They were hosting a stall in the heart of Burton to urge people to sign the petition and to answer the questions from the public about the Sustainability and Transformation Plan, which pledges to make one of the A&E units from either Burton, Stoke or Stafford an urgent care unit.
The proposals have been drawn up by a county-wide review board which is looking into how money can be saved on Staffordshire’s health bill, while making treatment more efficient.
Councillor Wileman, who was joined by others including Deputy Mayor for East Staffordshire Simon Gaskin and East Staffordshire borough councillor Duncan Goodfellow, called the event a ‘resounding success.’

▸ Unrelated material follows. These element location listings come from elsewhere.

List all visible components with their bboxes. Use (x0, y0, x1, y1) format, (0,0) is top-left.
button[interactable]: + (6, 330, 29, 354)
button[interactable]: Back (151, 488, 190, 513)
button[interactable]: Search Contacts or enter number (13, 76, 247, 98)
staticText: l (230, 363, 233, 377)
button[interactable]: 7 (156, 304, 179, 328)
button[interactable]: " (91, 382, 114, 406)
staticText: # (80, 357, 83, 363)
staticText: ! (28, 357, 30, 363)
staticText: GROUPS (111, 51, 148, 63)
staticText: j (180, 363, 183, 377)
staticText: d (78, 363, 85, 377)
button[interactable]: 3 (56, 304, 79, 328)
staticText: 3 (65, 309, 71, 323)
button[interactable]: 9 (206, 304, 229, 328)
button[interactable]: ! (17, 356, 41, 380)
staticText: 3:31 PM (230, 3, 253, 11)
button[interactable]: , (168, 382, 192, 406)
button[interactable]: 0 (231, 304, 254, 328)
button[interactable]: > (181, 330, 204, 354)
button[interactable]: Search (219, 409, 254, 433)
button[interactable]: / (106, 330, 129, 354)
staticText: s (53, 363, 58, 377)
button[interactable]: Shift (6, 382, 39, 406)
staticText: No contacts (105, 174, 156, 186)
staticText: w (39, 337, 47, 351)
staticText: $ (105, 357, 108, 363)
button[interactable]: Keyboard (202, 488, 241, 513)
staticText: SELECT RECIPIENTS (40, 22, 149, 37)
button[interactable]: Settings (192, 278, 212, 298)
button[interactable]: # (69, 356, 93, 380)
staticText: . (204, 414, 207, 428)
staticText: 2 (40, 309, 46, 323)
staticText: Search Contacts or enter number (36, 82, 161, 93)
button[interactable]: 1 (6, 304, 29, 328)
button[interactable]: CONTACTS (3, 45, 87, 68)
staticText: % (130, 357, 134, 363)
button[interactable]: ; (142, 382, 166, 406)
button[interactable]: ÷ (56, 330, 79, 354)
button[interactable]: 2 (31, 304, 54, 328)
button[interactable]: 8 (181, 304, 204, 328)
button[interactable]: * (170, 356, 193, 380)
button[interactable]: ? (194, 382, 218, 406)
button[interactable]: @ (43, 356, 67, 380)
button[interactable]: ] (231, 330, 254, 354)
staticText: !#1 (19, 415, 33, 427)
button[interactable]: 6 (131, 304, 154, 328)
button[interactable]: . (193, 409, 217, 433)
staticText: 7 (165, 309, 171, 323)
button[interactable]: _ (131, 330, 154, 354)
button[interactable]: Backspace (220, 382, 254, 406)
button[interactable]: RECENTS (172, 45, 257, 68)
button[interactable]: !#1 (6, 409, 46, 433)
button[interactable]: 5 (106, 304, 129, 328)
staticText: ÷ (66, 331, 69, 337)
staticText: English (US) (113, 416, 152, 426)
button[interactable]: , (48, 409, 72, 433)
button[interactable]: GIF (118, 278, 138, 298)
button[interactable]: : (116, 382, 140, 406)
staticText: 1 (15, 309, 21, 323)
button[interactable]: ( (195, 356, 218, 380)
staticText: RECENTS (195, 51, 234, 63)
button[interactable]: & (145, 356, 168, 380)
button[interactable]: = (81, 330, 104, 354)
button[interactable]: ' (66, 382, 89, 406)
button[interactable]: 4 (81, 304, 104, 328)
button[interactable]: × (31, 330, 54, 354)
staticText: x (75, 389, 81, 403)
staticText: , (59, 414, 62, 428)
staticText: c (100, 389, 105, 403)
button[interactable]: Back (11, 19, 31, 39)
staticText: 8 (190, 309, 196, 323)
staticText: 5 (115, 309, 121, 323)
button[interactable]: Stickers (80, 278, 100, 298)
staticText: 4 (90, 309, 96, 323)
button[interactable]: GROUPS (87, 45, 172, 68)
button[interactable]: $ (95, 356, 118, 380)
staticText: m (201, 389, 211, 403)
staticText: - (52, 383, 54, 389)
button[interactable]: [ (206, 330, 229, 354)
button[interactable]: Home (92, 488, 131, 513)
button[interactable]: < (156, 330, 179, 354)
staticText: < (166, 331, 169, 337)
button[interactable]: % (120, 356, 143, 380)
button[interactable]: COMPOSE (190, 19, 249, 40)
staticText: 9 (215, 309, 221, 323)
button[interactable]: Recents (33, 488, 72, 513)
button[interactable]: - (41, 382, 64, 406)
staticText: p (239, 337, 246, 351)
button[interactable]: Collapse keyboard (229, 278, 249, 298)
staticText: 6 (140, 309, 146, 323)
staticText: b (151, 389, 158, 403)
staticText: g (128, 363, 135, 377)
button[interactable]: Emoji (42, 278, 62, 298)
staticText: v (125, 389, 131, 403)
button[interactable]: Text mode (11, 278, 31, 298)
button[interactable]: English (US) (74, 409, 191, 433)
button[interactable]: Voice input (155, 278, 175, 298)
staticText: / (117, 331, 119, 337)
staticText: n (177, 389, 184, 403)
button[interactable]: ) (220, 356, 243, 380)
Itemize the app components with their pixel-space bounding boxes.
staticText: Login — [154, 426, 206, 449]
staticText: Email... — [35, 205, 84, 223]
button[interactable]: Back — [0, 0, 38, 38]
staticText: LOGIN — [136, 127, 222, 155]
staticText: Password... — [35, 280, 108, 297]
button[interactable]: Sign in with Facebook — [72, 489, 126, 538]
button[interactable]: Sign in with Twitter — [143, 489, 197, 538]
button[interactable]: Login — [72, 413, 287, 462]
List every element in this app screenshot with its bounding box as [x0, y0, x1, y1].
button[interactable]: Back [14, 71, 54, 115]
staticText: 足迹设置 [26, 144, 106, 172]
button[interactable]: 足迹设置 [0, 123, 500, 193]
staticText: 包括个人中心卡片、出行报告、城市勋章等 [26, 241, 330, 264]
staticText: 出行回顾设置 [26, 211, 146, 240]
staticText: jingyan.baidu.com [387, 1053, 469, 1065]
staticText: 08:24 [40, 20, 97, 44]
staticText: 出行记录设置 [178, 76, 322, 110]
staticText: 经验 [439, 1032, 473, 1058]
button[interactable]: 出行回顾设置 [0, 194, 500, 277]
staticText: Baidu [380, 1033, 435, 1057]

The 25-year-old spent hours at the venue, where he heard the stories of many who used the department. He said: “I have been a Burton resident all my life and know the importance of having the A&E on your doorstep. I gave my support to Andrew and the other volunteers in the hope of getting as many signatures as possible for the petition, so we can send a strong message to those making the final decisions. This is something I feel extremely strongly about and it was quite clear to me what the public perception of the potential downgrade would be. People are horrified by the plans. Everyone in Burton has been affected at one time or other by a health scare or an emergency, whether it is personal or a family member in need of care. We need this incredible service on our doorstep. It is really important.”
Councillor Wileman said that everyone promoting or signing the petition were all ‘united in one cause.’ He said: “We are so thankful to gain the support from residents in our fight and I know that the Burton Mail has also been instrumental in bringing people together from Burton, South Derbyshire and North West Leicestershire and spreading the word about the plans. I think people were happy to see us there and were pleased that Burton is going to have a voice. It was amazing to hear all the stories about the many times Burton A&E has saved lives.”
Councillor Wileman said the petition gained ‘thousands of signatures’ on Saturday. He added: “Hopefully the campaign is successful. The petition is going well but we must not rest on our laurels because our A&E is at stake.”
Burton MP Andrew Griffiths said he was surprised by how keen people were to sign the petition. He said: “There were queues of people waiting to add their signature to the petition and I was overwhelmingly surprised by the amount of people who wanted to engage with the campaign. I was really encouraged by the response and it was clear to see that the staff at the A&E department are held in high esteem by the people they help. We heard story on story about the lives that were saved there and it was clear from anecdotal evidence alone that this unit must remain open.”